Apple benefited from a “selective tax treatment” in Ireland that gave it a “significant advantage over other businesses,” the European Commission said Tuesday in its largest tax penalty in its ongoing crackdown on sweetheart fiscal deals granted by EU nations.

The massive sum could be reduced, the EU executive said in a statement, if other countries sought more tax themselves from the US tech giant.

Commissioner Margrethe Vestager said that “Member States cannot give tax benefits to selected companies – this is illegal under EU state aid rules”. But the EC has determined that Ireland did exactly that, allowing Apple “to pay substantially less tax than other business over many years.”
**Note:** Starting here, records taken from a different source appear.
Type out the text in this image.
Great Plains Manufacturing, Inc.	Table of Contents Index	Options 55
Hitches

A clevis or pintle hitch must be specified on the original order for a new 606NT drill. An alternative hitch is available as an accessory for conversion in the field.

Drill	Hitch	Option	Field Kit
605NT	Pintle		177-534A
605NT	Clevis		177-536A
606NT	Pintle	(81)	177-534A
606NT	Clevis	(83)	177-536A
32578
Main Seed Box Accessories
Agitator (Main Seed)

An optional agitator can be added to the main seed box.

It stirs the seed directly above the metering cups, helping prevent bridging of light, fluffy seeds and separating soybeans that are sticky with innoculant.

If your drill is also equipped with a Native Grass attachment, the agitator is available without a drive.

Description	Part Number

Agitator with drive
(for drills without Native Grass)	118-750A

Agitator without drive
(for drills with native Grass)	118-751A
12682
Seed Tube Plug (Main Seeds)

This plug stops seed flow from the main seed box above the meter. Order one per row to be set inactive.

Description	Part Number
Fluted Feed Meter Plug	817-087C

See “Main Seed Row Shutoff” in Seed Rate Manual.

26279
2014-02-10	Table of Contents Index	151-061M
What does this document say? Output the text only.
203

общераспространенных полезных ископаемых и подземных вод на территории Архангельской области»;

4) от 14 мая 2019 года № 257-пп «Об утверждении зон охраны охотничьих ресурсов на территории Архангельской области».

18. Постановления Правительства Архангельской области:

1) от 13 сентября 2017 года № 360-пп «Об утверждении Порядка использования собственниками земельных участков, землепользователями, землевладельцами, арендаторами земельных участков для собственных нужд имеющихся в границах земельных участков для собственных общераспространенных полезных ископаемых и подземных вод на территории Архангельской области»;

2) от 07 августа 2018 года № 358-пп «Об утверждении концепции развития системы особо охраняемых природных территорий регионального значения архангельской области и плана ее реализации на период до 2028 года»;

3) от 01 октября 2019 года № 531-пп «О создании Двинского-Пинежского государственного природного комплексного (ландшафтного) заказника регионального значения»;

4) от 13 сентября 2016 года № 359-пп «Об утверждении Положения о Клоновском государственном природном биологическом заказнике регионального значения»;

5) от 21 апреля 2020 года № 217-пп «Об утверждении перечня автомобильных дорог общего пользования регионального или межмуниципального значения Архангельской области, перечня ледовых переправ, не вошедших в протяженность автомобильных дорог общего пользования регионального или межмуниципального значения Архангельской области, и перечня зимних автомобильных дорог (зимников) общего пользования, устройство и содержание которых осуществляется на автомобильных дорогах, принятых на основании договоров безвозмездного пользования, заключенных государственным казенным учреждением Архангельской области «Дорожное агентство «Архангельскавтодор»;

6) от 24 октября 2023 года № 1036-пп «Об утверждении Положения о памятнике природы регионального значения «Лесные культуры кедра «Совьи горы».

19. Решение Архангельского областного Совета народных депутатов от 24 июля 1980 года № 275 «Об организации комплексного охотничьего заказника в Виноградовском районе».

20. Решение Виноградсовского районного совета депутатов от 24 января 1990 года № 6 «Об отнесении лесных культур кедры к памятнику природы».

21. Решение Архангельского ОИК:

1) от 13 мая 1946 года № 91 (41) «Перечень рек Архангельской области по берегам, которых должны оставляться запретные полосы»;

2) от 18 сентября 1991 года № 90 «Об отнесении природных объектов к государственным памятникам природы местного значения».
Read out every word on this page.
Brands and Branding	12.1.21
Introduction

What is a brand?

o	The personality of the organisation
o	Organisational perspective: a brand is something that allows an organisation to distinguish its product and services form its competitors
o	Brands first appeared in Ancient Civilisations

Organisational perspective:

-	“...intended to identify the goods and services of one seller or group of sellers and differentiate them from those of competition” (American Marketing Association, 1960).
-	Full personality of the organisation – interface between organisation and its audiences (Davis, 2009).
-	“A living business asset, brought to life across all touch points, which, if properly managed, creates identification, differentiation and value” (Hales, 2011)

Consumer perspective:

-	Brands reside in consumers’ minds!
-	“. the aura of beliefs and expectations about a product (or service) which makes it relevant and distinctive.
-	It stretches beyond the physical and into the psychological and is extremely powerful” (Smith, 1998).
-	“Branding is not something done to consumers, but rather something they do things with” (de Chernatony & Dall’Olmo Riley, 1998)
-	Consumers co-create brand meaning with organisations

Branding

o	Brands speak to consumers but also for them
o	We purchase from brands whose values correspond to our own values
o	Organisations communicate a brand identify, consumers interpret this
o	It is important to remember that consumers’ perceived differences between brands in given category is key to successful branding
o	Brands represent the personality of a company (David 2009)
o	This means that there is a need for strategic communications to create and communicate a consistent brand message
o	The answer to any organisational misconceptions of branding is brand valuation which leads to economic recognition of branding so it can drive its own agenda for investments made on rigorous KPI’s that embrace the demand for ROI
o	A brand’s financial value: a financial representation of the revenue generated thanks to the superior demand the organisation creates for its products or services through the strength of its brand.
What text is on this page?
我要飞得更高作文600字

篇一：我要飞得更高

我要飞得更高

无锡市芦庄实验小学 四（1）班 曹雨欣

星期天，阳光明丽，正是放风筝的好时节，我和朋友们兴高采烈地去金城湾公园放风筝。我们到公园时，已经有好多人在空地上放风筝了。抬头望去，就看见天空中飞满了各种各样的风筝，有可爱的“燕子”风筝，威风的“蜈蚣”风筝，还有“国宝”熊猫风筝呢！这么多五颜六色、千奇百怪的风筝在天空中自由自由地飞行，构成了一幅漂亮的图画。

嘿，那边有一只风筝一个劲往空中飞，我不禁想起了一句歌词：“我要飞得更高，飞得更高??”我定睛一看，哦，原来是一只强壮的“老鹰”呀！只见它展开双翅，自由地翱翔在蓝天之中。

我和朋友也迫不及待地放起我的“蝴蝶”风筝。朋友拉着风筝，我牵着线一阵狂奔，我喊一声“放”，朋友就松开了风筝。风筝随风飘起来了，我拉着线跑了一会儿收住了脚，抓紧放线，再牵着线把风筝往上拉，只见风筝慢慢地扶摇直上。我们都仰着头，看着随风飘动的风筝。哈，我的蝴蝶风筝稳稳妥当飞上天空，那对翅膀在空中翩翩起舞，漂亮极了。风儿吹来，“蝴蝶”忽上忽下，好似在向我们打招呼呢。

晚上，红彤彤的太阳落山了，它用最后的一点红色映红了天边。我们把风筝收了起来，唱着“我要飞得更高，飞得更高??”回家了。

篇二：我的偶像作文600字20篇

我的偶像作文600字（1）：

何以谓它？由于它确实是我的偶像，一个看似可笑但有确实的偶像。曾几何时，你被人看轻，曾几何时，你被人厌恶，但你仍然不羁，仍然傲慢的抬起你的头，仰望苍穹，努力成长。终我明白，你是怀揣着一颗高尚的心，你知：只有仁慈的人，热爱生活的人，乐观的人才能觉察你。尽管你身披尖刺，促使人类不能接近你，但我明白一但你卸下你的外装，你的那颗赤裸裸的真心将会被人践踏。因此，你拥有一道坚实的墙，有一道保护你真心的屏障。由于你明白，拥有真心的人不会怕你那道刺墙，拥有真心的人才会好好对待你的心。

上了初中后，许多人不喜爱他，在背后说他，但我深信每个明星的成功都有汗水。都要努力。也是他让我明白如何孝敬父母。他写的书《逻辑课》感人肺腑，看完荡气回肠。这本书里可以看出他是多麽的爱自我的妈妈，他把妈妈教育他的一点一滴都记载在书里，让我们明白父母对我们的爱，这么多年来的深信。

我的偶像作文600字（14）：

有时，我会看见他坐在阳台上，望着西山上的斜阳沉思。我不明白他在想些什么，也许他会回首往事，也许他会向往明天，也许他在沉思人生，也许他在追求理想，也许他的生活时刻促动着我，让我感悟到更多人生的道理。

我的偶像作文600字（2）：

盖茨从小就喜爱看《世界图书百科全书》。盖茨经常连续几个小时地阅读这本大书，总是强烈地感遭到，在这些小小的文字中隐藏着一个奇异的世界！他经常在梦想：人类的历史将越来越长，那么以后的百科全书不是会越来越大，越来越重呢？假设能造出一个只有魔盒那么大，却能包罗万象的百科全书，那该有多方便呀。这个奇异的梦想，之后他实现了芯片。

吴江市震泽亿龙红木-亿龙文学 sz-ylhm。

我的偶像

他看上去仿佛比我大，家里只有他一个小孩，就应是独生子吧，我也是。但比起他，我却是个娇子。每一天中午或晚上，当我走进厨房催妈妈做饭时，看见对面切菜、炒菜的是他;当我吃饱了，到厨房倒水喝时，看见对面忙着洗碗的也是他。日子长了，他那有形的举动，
Vestager said that Ireland should now recover the €13 billion in back taxes from Apple, plus interest, emphasizing that this is “not a penalty; it is unpaid taxes to be paid.”
In 2003, Apple Sales International – one of two Apple companies incorporated in Ireland – paid an effective corporate tax rate of 1% on its profits. Over the next decade, Vestager said, Apple’s tax payments in Ireland declined considerably; in 2014, it paid just €50 in taxes for every €1 million of profit, a rate of just 0.005%.

Apple said it will appeal the decision. The €13bn represents about 6% of Apple’s cash pile.

“The European Commission has launched an effort to rewrite Apple’s history in Europe, ignore Ireland’s tax laws and upend the international tax system in the process. The Commission’s case is not about how much Apple pays in taxes, it’s about which government collects the money. It will have a profound and harmful effect on investment and job creation in Europe,” Apple said.

Ireland is unhappy with the EC’s findings too, and is also considering an appeal. In a statement to BBC News, Irish finance minister Michael Noonan said:

“I disagree profoundly with the Commission. The decision leaves me with no choice but to seek cabinet approval to appeal. This is necessary to defend the integrity of our tax system; to provide tax certainty to business; and to challenge the encroachment of EU state aid rules into the sovereign member state competence of taxation.”

“Paltry levels of corporate tax”

Louise Gracia, Professorial Teaching Fellow in the Accounting Group at Warwick Business School, said: “This ruling is a serious attempt at curtailing the power large multinationals have in avoiding their tax liabilities, and sends a warning to countries that facilitate hard-edged corporate tax minimisation strategies.

“It raises some bigger issues beyond the tax practices of Apple, not least the tension created by EU encroachment into the tax practices of individual member states.
“It also shines a spotlight on the paltry levels of corporate tax that large multinationals are actually paying. Even if we accept the job and wealth creation arguments put forward by multinationals as mitigation against tax liability, this has to be within reason.

“The average person probably has a right to challenge the reasonableness of Ireland facilitating Apple to pay so little tax on its European profits. Given that large multinationals work and operate across countries, using the infrastructure and labour within those countries there is an implicit fairness in requiring them to pay tax on the profits generated within a country, in that country.

“This raises the spectre of fairness, or equity, which is a key ingredient of an efficient and stable tax system and one worth protecting against the corporate tax behaviour of large multinationals.”